How Filing Chapter 13 Bankruptcy Works:
- The Debt Limit amount will be set per Section 109(e) of the bankruptcy code. This is the dollar amount limit on how much debt an individual can have and file a chapter 13 reorganization case. $1,184,200 for secured debt and $394,725 for unsecured debt.
- A case is filed whereby the debtor is immediately afforded significant legal protection from creditors
- An individualized plan is submitted detailing the proposed payment plan and how the various debts will be treated
- In the Eastern District of North Carolina, the 1st payment is due the 1st day of the month following the filing of the case
- About 30 days after the case is filed, the debtor must attend a 2.5 hour financial management course followed by a 341 meeting of creditors
- Following the 341 meeting of creditors the case moves forward with the goal being confirmation.

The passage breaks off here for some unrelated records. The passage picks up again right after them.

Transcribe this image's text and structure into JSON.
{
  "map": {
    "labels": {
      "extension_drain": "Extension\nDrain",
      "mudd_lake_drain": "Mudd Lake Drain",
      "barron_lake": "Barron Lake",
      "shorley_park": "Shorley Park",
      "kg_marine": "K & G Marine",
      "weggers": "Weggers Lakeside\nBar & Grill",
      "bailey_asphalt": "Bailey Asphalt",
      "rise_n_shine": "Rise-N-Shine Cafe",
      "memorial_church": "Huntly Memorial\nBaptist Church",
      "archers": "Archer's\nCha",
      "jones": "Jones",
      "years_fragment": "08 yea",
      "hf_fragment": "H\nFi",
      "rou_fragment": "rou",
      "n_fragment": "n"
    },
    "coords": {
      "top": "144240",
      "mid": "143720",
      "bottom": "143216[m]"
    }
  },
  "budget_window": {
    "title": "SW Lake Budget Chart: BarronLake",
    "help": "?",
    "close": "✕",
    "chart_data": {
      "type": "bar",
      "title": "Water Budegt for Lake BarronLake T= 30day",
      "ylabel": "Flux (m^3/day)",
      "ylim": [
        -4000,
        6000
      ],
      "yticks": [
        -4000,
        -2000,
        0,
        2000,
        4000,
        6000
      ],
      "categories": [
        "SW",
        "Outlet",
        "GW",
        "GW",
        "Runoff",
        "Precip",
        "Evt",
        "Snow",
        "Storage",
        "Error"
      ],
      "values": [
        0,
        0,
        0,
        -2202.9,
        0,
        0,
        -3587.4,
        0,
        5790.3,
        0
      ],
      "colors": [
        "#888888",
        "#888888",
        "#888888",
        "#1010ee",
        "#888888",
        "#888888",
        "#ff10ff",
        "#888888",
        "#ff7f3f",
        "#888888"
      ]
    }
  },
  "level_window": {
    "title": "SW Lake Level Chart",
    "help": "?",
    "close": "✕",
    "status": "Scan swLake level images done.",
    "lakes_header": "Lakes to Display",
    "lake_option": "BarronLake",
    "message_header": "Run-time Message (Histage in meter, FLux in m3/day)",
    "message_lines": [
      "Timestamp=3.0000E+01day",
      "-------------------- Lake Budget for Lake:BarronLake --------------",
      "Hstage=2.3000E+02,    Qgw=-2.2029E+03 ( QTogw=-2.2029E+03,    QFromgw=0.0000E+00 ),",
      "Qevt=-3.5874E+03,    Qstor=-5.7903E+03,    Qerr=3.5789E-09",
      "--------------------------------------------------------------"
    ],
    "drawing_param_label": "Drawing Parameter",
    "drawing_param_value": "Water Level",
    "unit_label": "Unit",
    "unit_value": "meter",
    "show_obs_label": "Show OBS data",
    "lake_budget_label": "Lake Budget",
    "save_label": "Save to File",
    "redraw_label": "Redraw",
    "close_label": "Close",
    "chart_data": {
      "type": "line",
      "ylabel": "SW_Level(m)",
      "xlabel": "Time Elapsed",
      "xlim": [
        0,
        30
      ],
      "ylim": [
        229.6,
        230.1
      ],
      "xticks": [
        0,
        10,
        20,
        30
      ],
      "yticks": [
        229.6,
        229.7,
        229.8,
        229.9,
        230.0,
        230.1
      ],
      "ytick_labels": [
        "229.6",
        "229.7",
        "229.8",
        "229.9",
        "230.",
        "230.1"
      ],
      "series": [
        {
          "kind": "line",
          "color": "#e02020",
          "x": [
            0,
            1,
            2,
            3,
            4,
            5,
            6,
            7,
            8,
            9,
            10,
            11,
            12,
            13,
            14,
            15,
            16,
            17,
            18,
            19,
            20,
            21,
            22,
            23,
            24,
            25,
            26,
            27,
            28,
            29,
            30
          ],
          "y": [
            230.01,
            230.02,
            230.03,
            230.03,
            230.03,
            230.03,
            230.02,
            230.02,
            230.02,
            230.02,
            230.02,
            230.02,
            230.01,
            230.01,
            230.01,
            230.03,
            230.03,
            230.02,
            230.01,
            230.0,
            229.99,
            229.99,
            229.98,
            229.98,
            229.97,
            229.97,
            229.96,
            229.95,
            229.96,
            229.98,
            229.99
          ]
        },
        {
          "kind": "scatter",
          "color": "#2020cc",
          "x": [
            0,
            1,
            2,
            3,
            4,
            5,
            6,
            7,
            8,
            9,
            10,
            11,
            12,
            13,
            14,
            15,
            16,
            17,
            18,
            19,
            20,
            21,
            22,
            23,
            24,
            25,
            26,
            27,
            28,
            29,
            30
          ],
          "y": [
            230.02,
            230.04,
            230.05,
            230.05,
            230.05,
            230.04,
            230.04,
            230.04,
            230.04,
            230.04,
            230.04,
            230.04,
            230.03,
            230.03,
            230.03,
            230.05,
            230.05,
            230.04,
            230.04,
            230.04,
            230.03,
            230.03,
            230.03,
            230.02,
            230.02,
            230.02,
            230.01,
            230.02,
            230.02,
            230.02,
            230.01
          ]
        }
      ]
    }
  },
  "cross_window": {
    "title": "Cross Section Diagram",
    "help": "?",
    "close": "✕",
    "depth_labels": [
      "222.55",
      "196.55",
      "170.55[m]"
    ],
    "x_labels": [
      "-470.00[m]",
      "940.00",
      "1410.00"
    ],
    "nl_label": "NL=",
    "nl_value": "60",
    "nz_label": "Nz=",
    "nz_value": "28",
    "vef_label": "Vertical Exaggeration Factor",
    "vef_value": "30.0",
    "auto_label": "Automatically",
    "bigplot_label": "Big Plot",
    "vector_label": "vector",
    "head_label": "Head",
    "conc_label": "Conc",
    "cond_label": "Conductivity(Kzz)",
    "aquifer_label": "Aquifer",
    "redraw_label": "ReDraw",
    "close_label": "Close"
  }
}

Confirmation can be contested by a party in interest for various reasons.
- If the plan is confirmed the debtor must perform under the plan
- If the debtor does not perform under the plan then the case will be dismissed
Amount and Duration of Chapter 13 Plan:
- Chapter 13 plans typically last between 3- 5 years
- If real property is being retained then the ongoing mortgage is paid through the chapter 13 plan in the Eastern District of North Carolina plus any pre- bankruptcy arrears must be paid through the plan
- Vehicles can be surrendered or paid directly or paid through the chapter 13 plan. If a vehicle is paid through the plan then there are some opportunities for restructuring the obligation
- Priority claims (certain taxes, domestic support, attorney fees, etc) claims must be paid in full without interest over the life of the chapter 13 plan
- Real property taxes on retained property can be paid directly or through the chapter 13 plan @ 9%
- Tax obligations secured with a tax lien must be paid in full @ 3%
- Creditors must be paid at least as much in chapter 13 as they would have received in chapter 7. This is referred to as the liquidation test.
- The debtor must devote their disposable income to the chapter 13 plan for the duration of the plan. Disposable income is generally calculated by tabulating the debtor’s household income for the prior 6 months and then deducting various allowances and expenditures permitted by law
- Although many cases do result in the discounting of debt owed to general unsecured creditors (e.g. credit cards, medical bills, etc.), the liquidation test and/or disposable income test may function to not provide any discount on debt and the sole benefit of the chapter 13 filing may be the protection it provides
NOTE: This is an overview of Chapter 13 bankruptcy and does not constitute legal advice. If you are considering Chapter 13 bankruptcy you should consult with an experienced bankruptcy attorney licensed to practice in your jurisdiction.